Патрули встали перед камерой наблюдения, закрепленной над дверью.
За массивной сталью чуть слышно клацнул электрозамок.
Боевики вышли из поля зрения камеры и потянули дверь на себя.
Боцман пробежался пальцами по клавишам. Цепь, идущая от телекамеры над
дверью в каземат, разомкнулась, и на монитор диспетчера пошла запись с
видеокамеры: пустой проход, спокойно, но бдительно несущий в своей норе
службу часовой.
А в реальности часовой, машинально проводивший взглядом патрулей,
повернулся в ту сторону, откуда они пришли, и увидел, как из-за поворота
выскользнули Артист и Док. Его рука, державшая рукоять настороженно
взведенного АКМ, сжалась, его губы чуть округлились, набирая воздух для
возгласа... Это было последнее движение в его жизни, потому что в тот же
момент Пастух налег на рычаг, бревна перед Боцманом приподнялись и
разошлись. Тут же в щель просунулся глушитель на стволе его "каштана". Три
пули, выпущенные за 0,18 секунды, разворотили часовому кости между виском и
ухом. Двое боевиков, бывшие в этот миг по обе стороны порога, услышали
вверху шум раздвигаемых бревен. Они подняли головы и начали задирать стволы
своих ПМ. Но в них уже стреляли Артист и Док, которым не нужно было больше
обращать внимание на часового.
Боевики еще не успели упасть, а Боцман уже спрыгнул вниз и, распахнув
дверь, бросился через проходную комнату внутрь, к диспетчерской. Благодаря
плану и уточнениям Мухи он ориентировался в подземелье так, точно прослужил
тут не один месяц. Внутри все оставалось по-прежнему: сработала психология
тюремщиков, которые чисто формально заботятся об обороне, уделяя основное
внимание предотвращению побега.
Когда Боцман ворвался на центральный пост, диспетчер, успокоенный
благополучно окончившейся проверкой, возился в выдвинутом ящике письменного
стола. Он доставал журнал, чтобы записать в отчет о дежурстве известие о
преждевременно проснувшихся кротах.
Грохота башмаков Боцмана он почти не слышал из-за больших закрывавших
уши наушников. Да и то, что слышал, мог бы принять за шаги возвращавшихся
патрулей. Но чутье служаки сработало -- когда Боцман миновал порог,
диспетчер настороженно повернулся к нему. Ему хватило секунды, чтобы понять,
что случилось, и потянуться к пистолету на поясе.
Но иногда секунда -- это слишком долго.
Боцман на бегу перехватил "каштан" за глушитель и теперь, как дубиной,
дотянулся им до лба охранника. Удар получился так силен, что того отбросило,
и он упал на пол вместе с вращающимся креслом.

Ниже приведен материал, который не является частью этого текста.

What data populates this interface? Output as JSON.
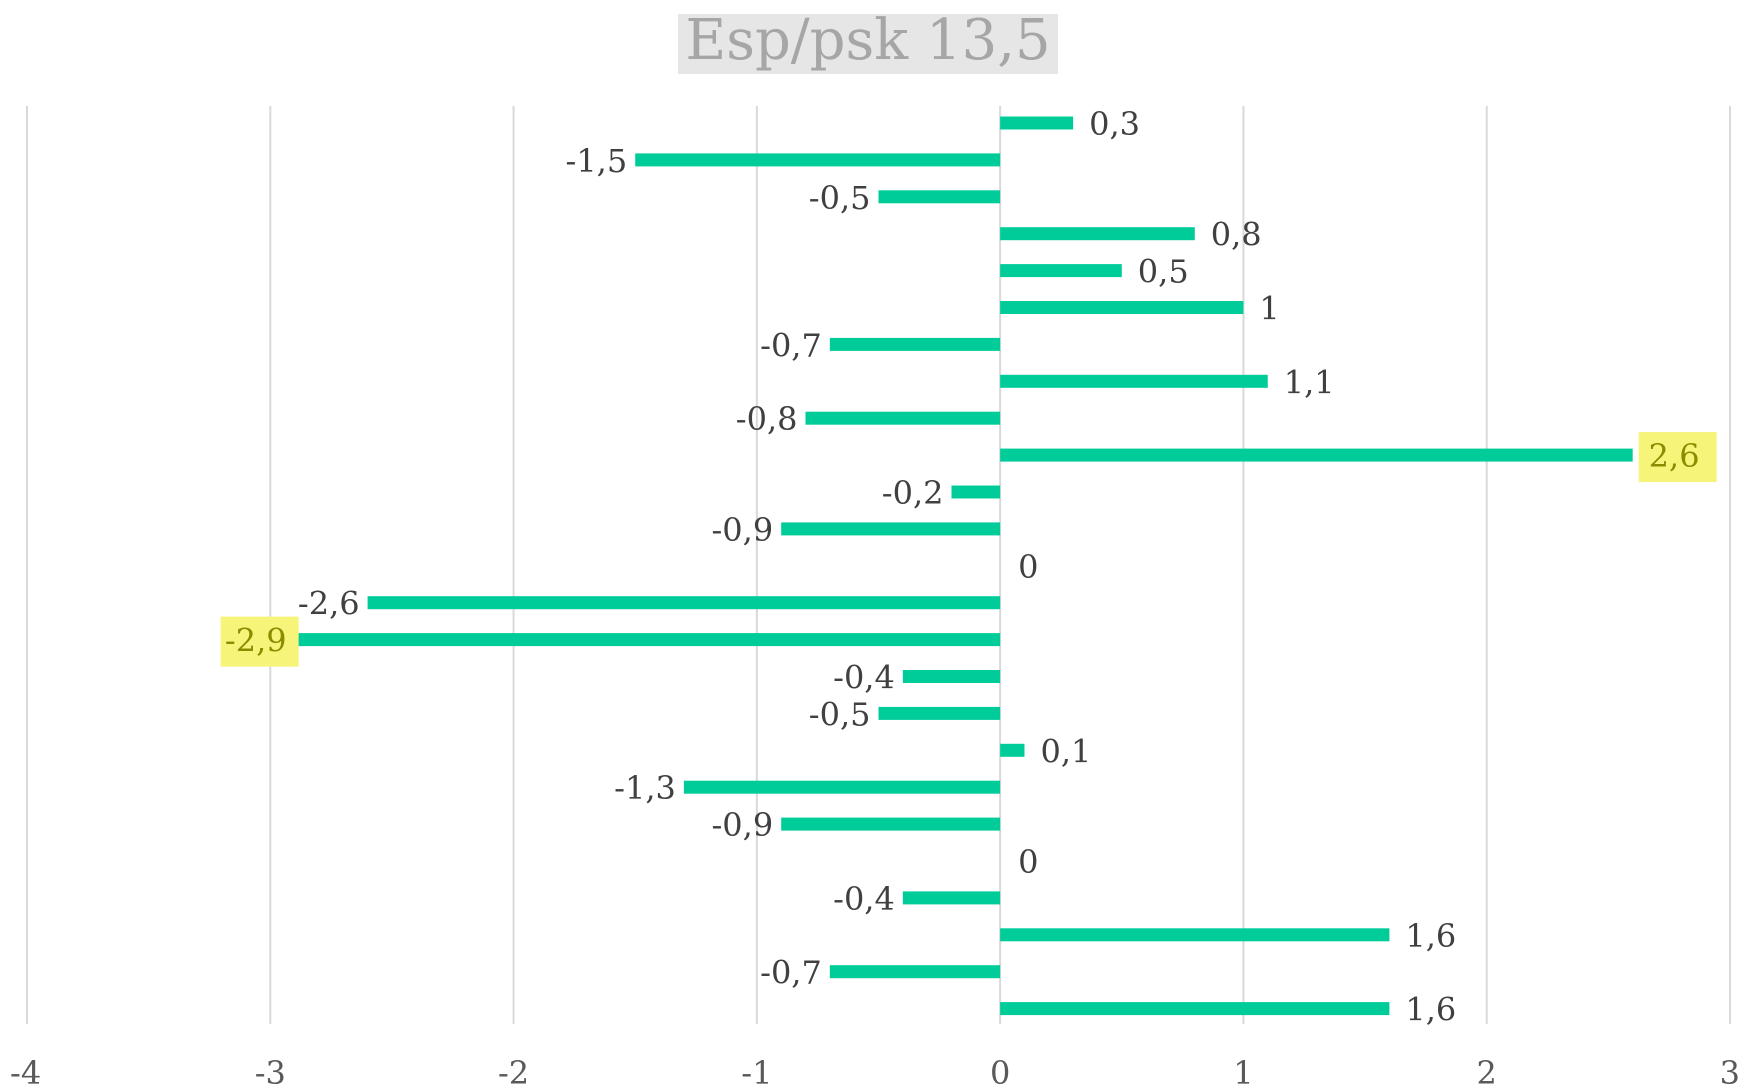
{
  "chart_data": {
    "type": "bar",
    "orientation": "horizontal",
    "title": "Esp/psk 13,5",
    "xlabel": "",
    "ylabel": "",
    "xlim": [
      -4,
      3
    ],
    "x_ticks": [
      -4,
      -3,
      -2,
      -1,
      0,
      1,
      2,
      3
    ],
    "x_tick_labels": [
      "-4",
      "-3",
      "-2",
      "-1",
      "0",
      "1",
      "2",
      "3"
    ],
    "grid": "vertical",
    "legend": "none",
    "bar_color": "#00cc99",
    "highlight_color": "#f7f47a",
    "values": [
      0.3,
      -1.5,
      -0.5,
      0.8,
      0.5,
      1,
      -0.7,
      1.1,
      -0.8,
      2.6,
      -0.2,
      -0.9,
      0,
      -2.6,
      -2.9,
      -0.4,
      -0.5,
      0.1,
      -1.3,
      -0.9,
      0,
      -0.4,
      1.6,
      -0.7,
      1.6
    ],
    "value_labels": [
      "0,3",
      "-1,5",
      "-0,5",
      "0,8",
      "0,5",
      "1",
      "-0,7",
      "1,1",
      "-0,8",
      "2,6",
      "-0,2",
      "-0,9",
      "0",
      "-2,6",
      "-2,9",
      "-0,4",
      "-0,5",
      "0,1",
      "-1,3",
      "-0,9",
      "0",
      "-0,4",
      "1,6",
      "-0,7",
      "1,6"
    ],
    "highlighted_values": [
      "2,6",
      "-2,9"
    ]
  }
}
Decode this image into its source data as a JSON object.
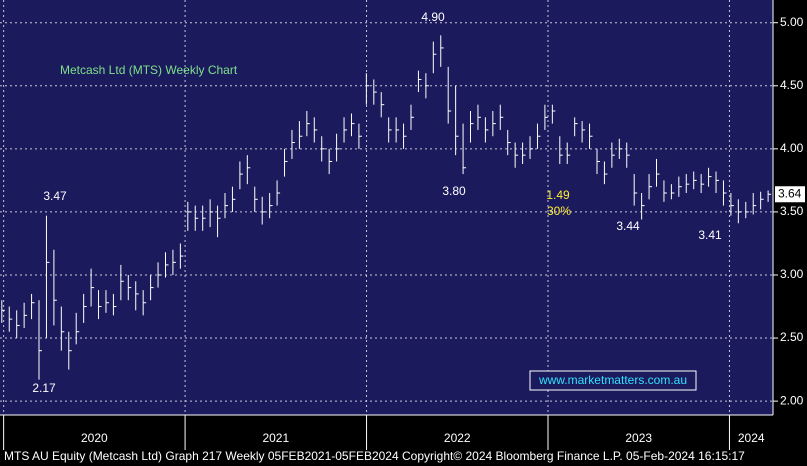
{
  "chart_data": {
    "type": "ohlc",
    "title": "Metcash Ltd (MTS) Weekly Chart",
    "x": [
      2019.99,
      2020.031,
      2020.072,
      2020.113,
      2020.154,
      2020.195,
      2020.236,
      2020.277,
      2020.318,
      2020.359,
      2020.4,
      2020.441,
      2020.482,
      2020.523,
      2020.564,
      2020.605,
      2020.646,
      2020.687,
      2020.728,
      2020.769,
      2020.81,
      2020.851,
      2020.892,
      2020.933,
      2020.974,
      2021.015,
      2021.056,
      2021.097,
      2021.138,
      2021.179,
      2021.22,
      2021.261,
      2021.302,
      2021.343,
      2021.384,
      2021.425,
      2021.466,
      2021.507,
      2021.548,
      2021.589,
      2021.63,
      2021.671,
      2021.712,
      2021.753,
      2021.794,
      2021.835,
      2021.876,
      2021.917,
      2021.958,
      2021.999,
      2022.04,
      2022.081,
      2022.122,
      2022.163,
      2022.204,
      2022.245,
      2022.286,
      2022.327,
      2022.368,
      2022.409,
      2022.45,
      2022.491,
      2022.532,
      2022.573,
      2022.614,
      2022.655,
      2022.696,
      2022.737,
      2022.778,
      2022.819,
      2022.86,
      2022.901,
      2022.942,
      2022.983,
      2023.024,
      2023.065,
      2023.106,
      2023.147,
      2023.188,
      2023.229,
      2023.27,
      2023.311,
      2023.352,
      2023.393,
      2023.434,
      2023.475,
      2023.516,
      2023.557,
      2023.598,
      2023.639,
      2023.68,
      2023.721,
      2023.762,
      2023.803,
      2023.844,
      2023.885,
      2023.926,
      2023.967,
      2024.008,
      2024.049,
      2024.09,
      2024.131,
      2024.172,
      2024.213
    ],
    "series": [
      {
        "color": "#ffffff",
        "high": [
          2.8,
          2.75,
          2.72,
          2.78,
          2.85,
          2.8,
          3.47,
          3.2,
          2.75,
          2.55,
          2.7,
          2.85,
          3.05,
          2.88,
          2.88,
          2.85,
          3.08,
          3.0,
          2.95,
          2.88,
          3.0,
          3.1,
          3.18,
          3.2,
          3.25,
          3.58,
          3.55,
          3.55,
          3.6,
          3.55,
          3.65,
          3.7,
          3.9,
          3.95,
          3.7,
          3.62,
          3.65,
          3.75,
          4.0,
          4.15,
          4.22,
          4.3,
          4.25,
          4.1,
          4.0,
          4.12,
          4.25,
          4.28,
          4.2,
          4.6,
          4.55,
          4.45,
          4.25,
          4.25,
          4.2,
          4.35,
          4.62,
          4.6,
          4.85,
          4.9,
          4.65,
          4.5,
          4.2,
          4.3,
          4.35,
          4.25,
          4.3,
          4.35,
          4.15,
          4.05,
          4.05,
          4.1,
          4.2,
          4.35,
          4.35,
          4.1,
          4.05,
          4.25,
          4.22,
          4.2,
          4.0,
          3.9,
          4.05,
          4.08,
          4.05,
          3.8,
          3.65,
          3.8,
          3.92,
          3.75,
          3.72,
          3.78,
          3.8,
          3.82,
          3.8,
          3.85,
          3.82,
          3.75,
          3.65,
          3.6,
          3.58,
          3.65,
          3.66,
          3.67
        ],
        "low": [
          2.62,
          2.55,
          2.5,
          2.58,
          2.65,
          2.17,
          2.5,
          2.6,
          2.4,
          2.25,
          2.45,
          2.62,
          2.75,
          2.65,
          2.7,
          2.68,
          2.8,
          2.8,
          2.72,
          2.68,
          2.8,
          2.9,
          2.98,
          3.0,
          3.05,
          3.35,
          3.35,
          3.35,
          3.38,
          3.3,
          3.45,
          3.5,
          3.68,
          3.72,
          3.5,
          3.4,
          3.45,
          3.55,
          3.78,
          3.92,
          4.0,
          4.1,
          4.05,
          3.9,
          3.8,
          3.9,
          4.05,
          4.1,
          4.0,
          4.35,
          4.35,
          4.25,
          4.05,
          4.05,
          4.0,
          4.15,
          4.45,
          4.4,
          4.6,
          4.65,
          4.2,
          3.95,
          3.8,
          4.05,
          4.15,
          4.05,
          4.1,
          4.15,
          3.95,
          3.85,
          3.88,
          3.92,
          4.0,
          4.15,
          4.2,
          3.88,
          3.88,
          4.1,
          4.05,
          4.0,
          3.8,
          3.72,
          3.85,
          3.92,
          3.85,
          3.55,
          3.44,
          3.6,
          3.7,
          3.58,
          3.6,
          3.62,
          3.65,
          3.68,
          3.65,
          3.7,
          3.65,
          3.55,
          3.47,
          3.41,
          3.45,
          3.48,
          3.52,
          3.58
        ],
        "close": [
          2.72,
          2.65,
          2.6,
          2.68,
          2.78,
          2.4,
          3.1,
          2.8,
          2.55,
          2.4,
          2.55,
          2.75,
          2.9,
          2.75,
          2.78,
          2.75,
          2.95,
          2.9,
          2.85,
          2.78,
          2.9,
          3.0,
          3.08,
          3.1,
          3.15,
          3.5,
          3.45,
          3.45,
          3.5,
          3.45,
          3.55,
          3.6,
          3.8,
          3.85,
          3.6,
          3.5,
          3.55,
          3.65,
          3.9,
          4.05,
          4.1,
          4.2,
          4.15,
          4.0,
          3.9,
          4.0,
          4.15,
          4.2,
          4.1,
          4.5,
          4.45,
          4.35,
          4.15,
          4.15,
          4.1,
          4.25,
          4.55,
          4.5,
          4.75,
          4.8,
          4.3,
          4.1,
          3.85,
          4.2,
          4.25,
          4.15,
          4.2,
          4.25,
          4.05,
          3.95,
          3.95,
          4.0,
          4.1,
          4.25,
          4.3,
          3.95,
          3.95,
          4.2,
          4.15,
          4.1,
          3.9,
          3.8,
          3.95,
          4.0,
          3.95,
          3.65,
          3.55,
          3.7,
          3.8,
          3.65,
          3.65,
          3.7,
          3.72,
          3.75,
          3.72,
          3.78,
          3.75,
          3.65,
          3.55,
          3.5,
          3.5,
          3.55,
          3.6,
          3.64
        ]
      }
    ],
    "last_price": 3.64,
    "xlim": [
      2019.98,
      2024.24
    ],
    "xticks": [
      2020,
      2021,
      2022,
      2023,
      2024
    ],
    "ylim": [
      1.89,
      5.18
    ],
    "yticks": [
      {
        "value": 2,
        "label": "2.00"
      },
      {
        "value": 2.5,
        "label": "2.50"
      },
      {
        "value": 3,
        "label": "3.00"
      },
      {
        "value": 3.5,
        "label": "3.50"
      },
      {
        "value": 4,
        "label": "4.00"
      },
      {
        "value": 4.5,
        "label": "4.50"
      },
      {
        "value": 5,
        "label": "5.00"
      }
    ],
    "grid": true,
    "annotations": [
      "4.90",
      "3.80",
      "3.47",
      "2.17",
      "3.44",
      "3.41",
      "1.49",
      "30%"
    ],
    "watermark": "www.marketmatters.com.au",
    "footer": "MTS AU Equity (Metcash Ltd) Graph 217  Weekly 05FEB2021-05FEB2024 Copyright© 2024 Bloomberg Finance L.P. 05-Feb-2024 16:15:17"
  }
}
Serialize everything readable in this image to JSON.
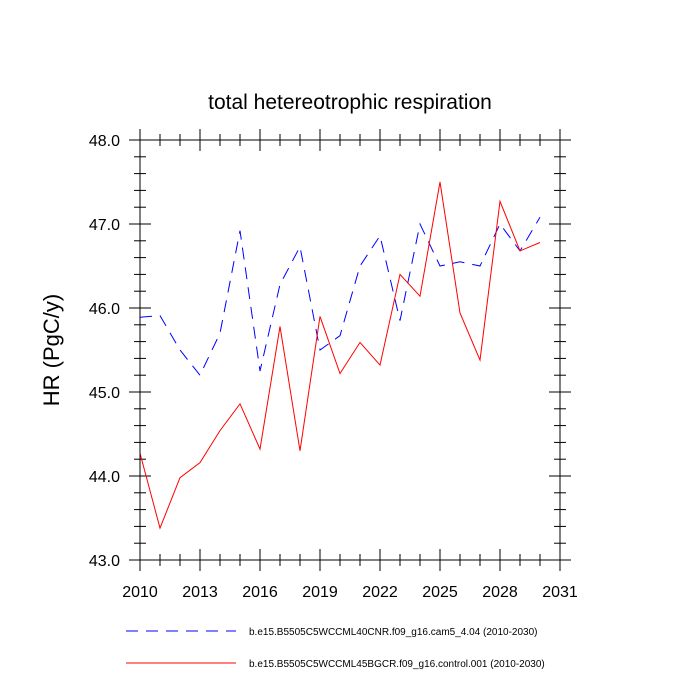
{
  "chart_data": {
    "type": "line",
    "title": "total hetereotrophic respiration",
    "xlabel": "",
    "ylabel": "HR  (PgC/y)",
    "xlim": [
      2010,
      2031
    ],
    "ylim": [
      43.0,
      48.0
    ],
    "x_ticks": [
      2010,
      2013,
      2016,
      2019,
      2022,
      2025,
      2028,
      2031
    ],
    "y_ticks": [
      "43.0",
      "44.0",
      "45.0",
      "46.0",
      "47.0",
      "48.0"
    ],
    "grid": false,
    "legend_position": "bottom",
    "x": [
      2010,
      2011,
      2012,
      2013,
      2014,
      2015,
      2016,
      2017,
      2018,
      2019,
      2020,
      2021,
      2022,
      2023,
      2024,
      2025,
      2026,
      2027,
      2028,
      2029,
      2030
    ],
    "series": [
      {
        "name": "b.e15.B5505C5WCCML40CNR.f09_g16.cam5_4.04 (2010-2030)",
        "color": "#0000ff",
        "style": "dashed",
        "values": [
          45.89,
          45.91,
          45.5,
          45.2,
          45.7,
          46.92,
          45.25,
          46.28,
          46.73,
          45.5,
          45.67,
          46.5,
          46.86,
          45.85,
          47.0,
          46.5,
          46.55,
          46.5,
          47.0,
          46.68,
          47.08
        ]
      },
      {
        "name": "b.e15.B5505C5WCCML45BGCR.f09_g16.control.001 (2010-2030)",
        "color": "#ff0000",
        "style": "solid",
        "values": [
          44.27,
          43.38,
          43.98,
          44.16,
          44.54,
          44.86,
          44.32,
          45.78,
          44.3,
          45.9,
          45.22,
          45.59,
          45.32,
          46.4,
          46.14,
          47.5,
          45.94,
          45.38,
          47.27,
          46.68,
          46.78
        ]
      }
    ]
  }
}
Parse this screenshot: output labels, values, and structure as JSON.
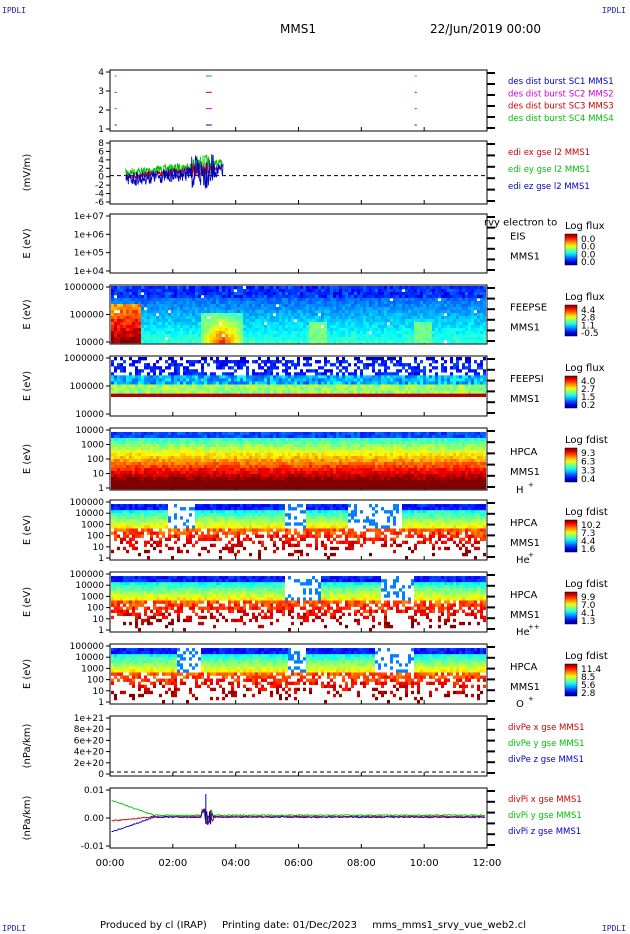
{
  "header": {
    "corner_tl": "IPDLI",
    "corner_tr": "IPDLI",
    "corner_bl": "IPDLI",
    "corner_br": "IPDLI",
    "mission": "MMS1",
    "date": "22/Jun/2019 00:00"
  },
  "footer": {
    "produced": "Produced by cl (IRAP)",
    "printing": "Printing date: 01/Dec/2023",
    "file": "mms_mms1_srvy_vue_web2.cl"
  },
  "colors": {
    "red": "#d00000",
    "green": "#00c000",
    "blue": "#0000c0",
    "magenta": "#d000d0"
  },
  "chart_data": {
    "type": "stacked-panels",
    "x": {
      "ticks": [
        "00:00",
        "02:00",
        "04:00",
        "06:00",
        "08:00",
        "10:00",
        "12:00"
      ],
      "range_hours": [
        0,
        12
      ]
    },
    "panels": [
      {
        "id": "burst",
        "yticks": [
          "4",
          "3",
          "2",
          "1"
        ],
        "legend": [
          {
            "label": "des dist burst SC1 MMS1",
            "color": "#0000c0"
          },
          {
            "label": "des dist burst SC2 MMS2",
            "color": "#d000d0"
          },
          {
            "label": "des dist burst SC3 MMS3",
            "color": "#d00000"
          },
          {
            "label": "des dist burst SC4 MMS4",
            "color": "#00c000"
          }
        ],
        "segments_hours": [
          0.15,
          3.05,
          9.7
        ]
      },
      {
        "id": "edi",
        "ylabel": "(mV/m)",
        "yticks": [
          "8",
          "6",
          "4",
          "2",
          "0",
          "-2",
          "-4",
          "-6"
        ],
        "legend": [
          {
            "label": "edi ex gse l2 MMS1",
            "color": "#d00000"
          },
          {
            "label": "edi ey gse l2 MMS1",
            "color": "#00c000"
          },
          {
            "label": "edi ez gse l2 MMS1",
            "color": "#0000c0"
          }
        ],
        "data_range_hours": [
          0.5,
          3.6
        ]
      },
      {
        "id": "eis",
        "ylabel": "E (eV)",
        "yticks": [
          "1e+07",
          "1e+06",
          "1e+05",
          "1e+04"
        ],
        "instrument": "EIS",
        "sub": "MMS1",
        "overlay": "rvy electron to",
        "cbar": {
          "title": "Log flux",
          "labels": [
            "0.0",
            "0.0",
            "0.0",
            "0.0"
          ]
        }
      },
      {
        "id": "feepse",
        "ylabel": "E (eV)",
        "yticks": [
          "1000000",
          "100000",
          "10000"
        ],
        "instrument": "FEEPSE",
        "sub": "MMS1",
        "cbar": {
          "title": "Log flux",
          "labels": [
            "4.4",
            "2.8",
            "1.1",
            "-0.5"
          ]
        }
      },
      {
        "id": "feepsi",
        "ylabel": "E (eV)",
        "yticks": [
          "1000000",
          "100000",
          "10000"
        ],
        "instrument": "FEEPSI",
        "sub": "MMS1",
        "cbar": {
          "title": "Log flux",
          "labels": [
            "4.0",
            "2.7",
            "1.5",
            "0.2"
          ]
        }
      },
      {
        "id": "hpca_h",
        "ylabel": "E (eV)",
        "yticks": [
          "10000",
          "1000",
          "100",
          "10",
          "1"
        ],
        "instrument": "HPCA",
        "sub": "MMS1",
        "species": "H",
        "charge": "+",
        "cbar": {
          "title": "Log fdist",
          "labels": [
            "9.3",
            "6.3",
            "3.3",
            "0.4"
          ]
        }
      },
      {
        "id": "hpca_he",
        "ylabel": "E (eV)",
        "yticks": [
          "100000",
          "10000",
          "1000",
          "100",
          "10",
          "1"
        ],
        "instrument": "HPCA",
        "sub": "MMS1",
        "species": "He",
        "charge": "+",
        "cbar": {
          "title": "Log fdist",
          "labels": [
            "10.2",
            "7.3",
            "4.4",
            "1.6"
          ]
        }
      },
      {
        "id": "hpca_he2",
        "ylabel": "E (eV)",
        "yticks": [
          "100000",
          "10000",
          "1000",
          "100",
          "10",
          "1"
        ],
        "instrument": "HPCA",
        "sub": "MMS1",
        "species": "He",
        "charge": "++",
        "cbar": {
          "title": "Log fdist",
          "labels": [
            "9.9",
            "7.0",
            "4.1",
            "1.3"
          ]
        }
      },
      {
        "id": "hpca_o",
        "ylabel": "E (eV)",
        "yticks": [
          "100000",
          "10000",
          "1000",
          "100",
          "10",
          "1"
        ],
        "instrument": "HPCA",
        "sub": "MMS1",
        "species": "O",
        "charge": "+",
        "cbar": {
          "title": "Log fdist",
          "labels": [
            "11.4",
            "8.5",
            "5.6",
            "2.8"
          ]
        }
      },
      {
        "id": "divpe",
        "ylabel": "(nPa/km)",
        "yticks": [
          "1e+21",
          "8e+20",
          "6e+20",
          "4e+20",
          "2e+20",
          "0"
        ],
        "legend": [
          {
            "label": "divPe x gse MMS1",
            "color": "#d00000"
          },
          {
            "label": "divPe y gse MMS1",
            "color": "#00c000"
          },
          {
            "label": "divPe z gse MMS1",
            "color": "#0000c0"
          }
        ]
      },
      {
        "id": "divpi",
        "ylabel": "(nPa/km)",
        "yticks": [
          "0.01",
          "0.00",
          "-0.01"
        ],
        "legend": [
          {
            "label": "divPi x gse MMS1",
            "color": "#d00000"
          },
          {
            "label": "divPi y gse MMS1",
            "color": "#00c000"
          },
          {
            "label": "divPi z gse MMS1",
            "color": "#0000c0"
          }
        ]
      }
    ]
  }
}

"Вот что его подкузьмило, -- машинально отметил Боцман. -- Кресло. Был
бы стул, он бы успел достать ствол. А так подлокотники помешали. Цена
комфорта".
Боцман только успел убедиться, что оглоушенный охранник жив, как
появился Пастух. Он оставил возле Боцмана кофр с электронными прибамбасами,
а сам поспешил дальше -- в глубь подземелья. Тут же появился и Артист.
-- Живой? -- спросил он, видя расстроенную гримасу Боцмана.
-- Живой-то живой, -- ответил тот огорченно, снимая с беспамятного
охранника микрофон и наушники. -- Но этот тоже упертый. Вряд ли он нам
что-нибудь скажет. Да и врезал я ему вроде сильновато.
-- Что-нибудь скажет, -- не согласился Док, появляясь из-за спины
Артиста и доставая из аптечки какие-то тюбики. -- Все всегда что-нибудь да
говорят.
-- Нам всего-то и нужно узнать, как они вызывают сюда Гнома, -- утешил
Боцмана Артист. -- Как тут вообще и где Муха...
-- Вроде бы тихо. -- Сев на место диспетчера, Боцман осваивал
переключатели и всматривался в черно-белые мониторы над пультом. -- Одни
спят, другие службу несут. Мухи нигде не видно. Ну если они и его
зомбировали...
-- Тихо, Боцман, тихо, -- возясь со связанным языком, урезонивал его
Док. Он знал, что после схватки легкий треп -- лучшая разрядка. К тому же он
четче, чем друзья, понимал суть экспериментов Гнома-Полянкина и не испытывал
мистического страха перед угрозой корректировки личности. -- Каким бы ни
было внушение, но если сам "внушатель" -- Гном -- будет у нас, мы все сможем
выправить. Все выправим. Что бы ни случилось с Мухой, Гном для нас сейчас --
самый нужный человек. И вообще: не забывайте лозунг французской революции.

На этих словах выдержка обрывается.